Tournant sur l’île, mettant en scène la société insulaire Gérard Guerrieri se fait remarquer par un usage de l’accent bastiais … à couper au couteau. C’en est presqu’une signature ! Mais cet accent est autant musique que décor. Il est à la fois réaliste et manière décalée de faire apparaitre un langage à l’image.
Jouer des codes insulaires
Si l’actualité politique corse n’est pas son terrain de chasse habituel – sauf dans « Fin de règne » - l’actualité sociétale fait son miel. Elle lui est source d’inspiration inépuisable pour conter les choses de façon détournée, originale, personnelle.

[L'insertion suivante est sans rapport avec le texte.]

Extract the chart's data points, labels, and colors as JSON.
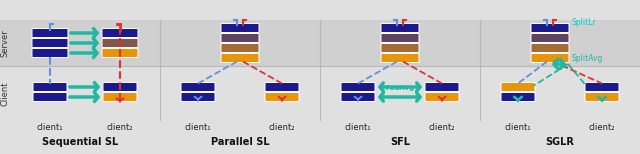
{
  "fig_width": 6.4,
  "fig_height": 1.54,
  "dpi": 100,
  "bg_color": "#e0e0e0",
  "server_bg": "#d0d0d0",
  "client_bg": "#e8e8e8",
  "panel_titles": [
    "Sequential SL",
    "Parallel SL",
    "SFL",
    "SGLR"
  ],
  "client_labels": [
    [
      "client₁",
      "client₂"
    ],
    [
      "client₁",
      "client₂"
    ],
    [
      "client₁",
      "client₂"
    ],
    [
      "client₁",
      "client₂"
    ]
  ],
  "section_labels": [
    "Server",
    "Client"
  ],
  "deep_blue": "#1a1a8c",
  "orange": "#e8950a",
  "teal": "#20b8a0",
  "blue_line": "#6090e0",
  "red_line": "#e03030",
  "cyan": "#00d0d0",
  "splitlr_color": "#00d0d0",
  "splitavg_color": "#20b8a0",
  "fedavg_color": "#20b8a0"
}
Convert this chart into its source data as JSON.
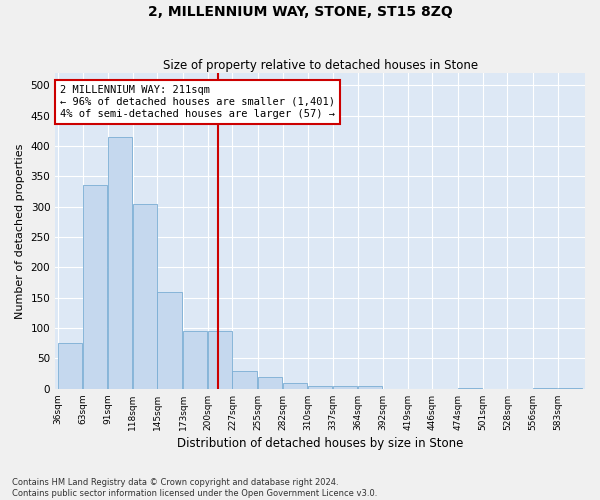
{
  "title": "2, MILLENNIUM WAY, STONE, ST15 8ZQ",
  "subtitle": "Size of property relative to detached houses in Stone",
  "xlabel": "Distribution of detached houses by size in Stone",
  "ylabel": "Number of detached properties",
  "bar_color": "#c5d8ee",
  "bar_edge_color": "#7aadd4",
  "vline_x": 211,
  "vline_color": "#cc0000",
  "annotation_line1": "2 MILLENNIUM WAY: 211sqm",
  "annotation_line2": "← 96% of detached houses are smaller (1,401)",
  "annotation_line3": "4% of semi-detached houses are larger (57) →",
  "annotation_box_color": "#cc0000",
  "bins": [
    36,
    63,
    91,
    118,
    145,
    173,
    200,
    227,
    255,
    282,
    310,
    337,
    364,
    392,
    419,
    446,
    474,
    501,
    528,
    556,
    583
  ],
  "values": [
    75,
    335,
    415,
    305,
    160,
    95,
    95,
    30,
    20,
    10,
    5,
    5,
    5,
    0,
    0,
    0,
    1,
    0,
    0,
    1,
    1
  ],
  "ylim": [
    0,
    520
  ],
  "yticks": [
    0,
    50,
    100,
    150,
    200,
    250,
    300,
    350,
    400,
    450,
    500
  ],
  "bg_color": "#dde8f5",
  "grid_color": "#ffffff",
  "fig_bg": "#f0f0f0",
  "footer": "Contains HM Land Registry data © Crown copyright and database right 2024.\nContains public sector information licensed under the Open Government Licence v3.0."
}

Jouer avec les codes insulaires et chercher une trame à ses histoires qui sorte des chemins battus est un exercice dans lequel il se régale.

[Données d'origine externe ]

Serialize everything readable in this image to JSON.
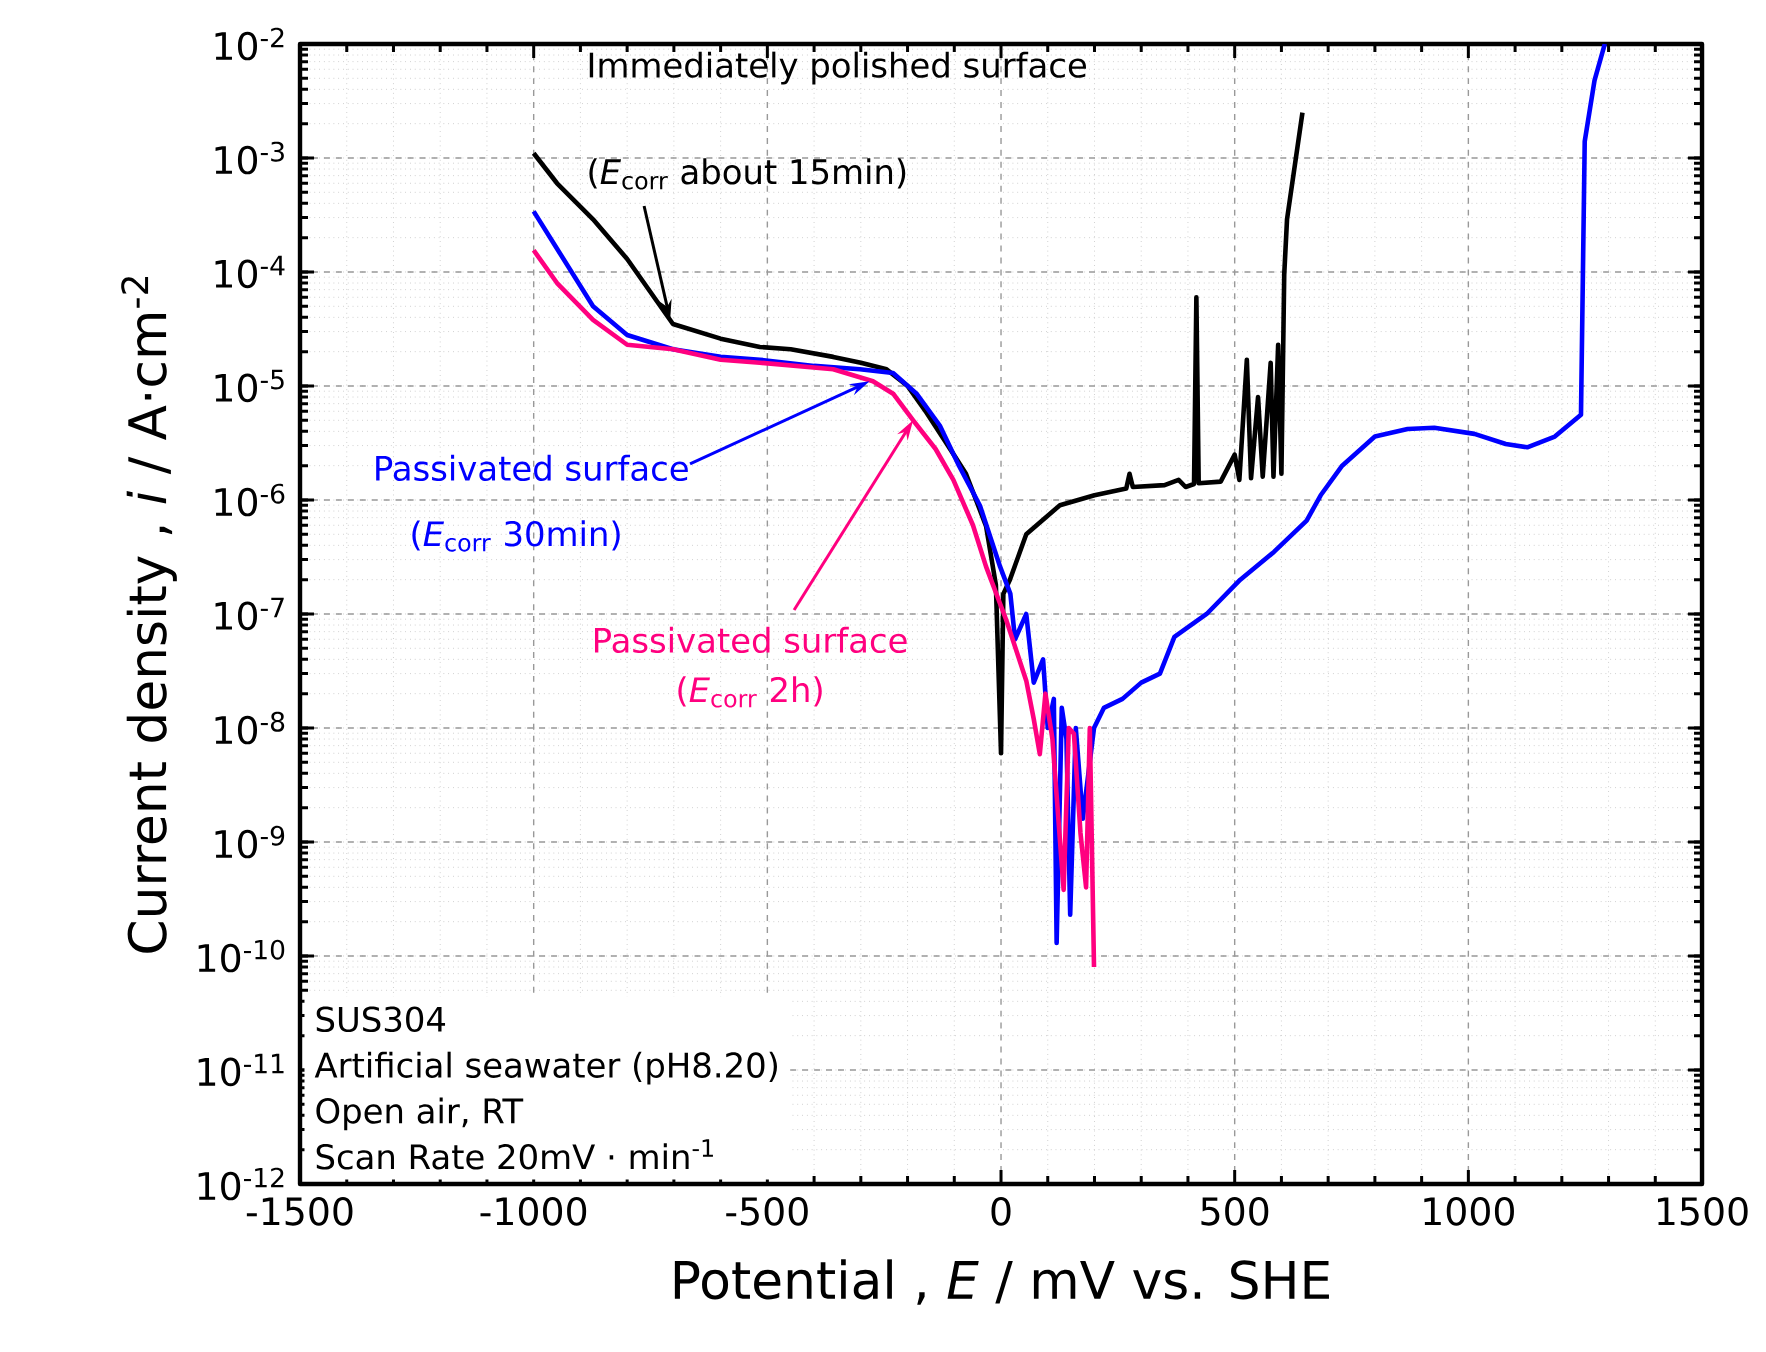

Lorsqu’on l’interroge sur les films qu’il a réalisé, qui lui tiennent le plus à cœur, on obtient une réponse en trois volets. Au plan cinématographie, il estime que « Fin de règne » est le plus abouti. A ses yeux celui dont le scénario est le mieux ficelé est « Afrika Corse ». Celui qui incarne un basculement d’époques est « X making » parce qu’i reflète le monde d’avant internet et le monde qui allait advenir avec la généralisation de l’informatique et des réseaux sociaux.
Dans sa filmographie il y a – peut-être – un sort à part à faire à « Afrika Corse », non parce que c’est la réalisation la plus cocasse et la plus fantasque mais parce que le cinéaste se livre à une mise au pilori de l’identité dans ce qu’elle peut avoir de plus risible et saugrenue. Dans ce long-métrage n’assiste-t-on pas aux renoncements de leurs idéaux par trois frères mus par l’appât d’un héritage ! A ce stade la comédie a un goût décapant… et amer !
Michèle Acquaviva-Pache
Filmographie
1987 : « Post », court-métrage de SF. 1991 : « I cant’explain ». 1996 : « Le testament du Minotaure ». 1999 : « Corsica Taf ». 2002 : « X making ». 2007 : « Fin de règne ».2009 : « Corsica Land ». 2016 : « Afrika Corse ». 2021 : « Kurt’s Story ».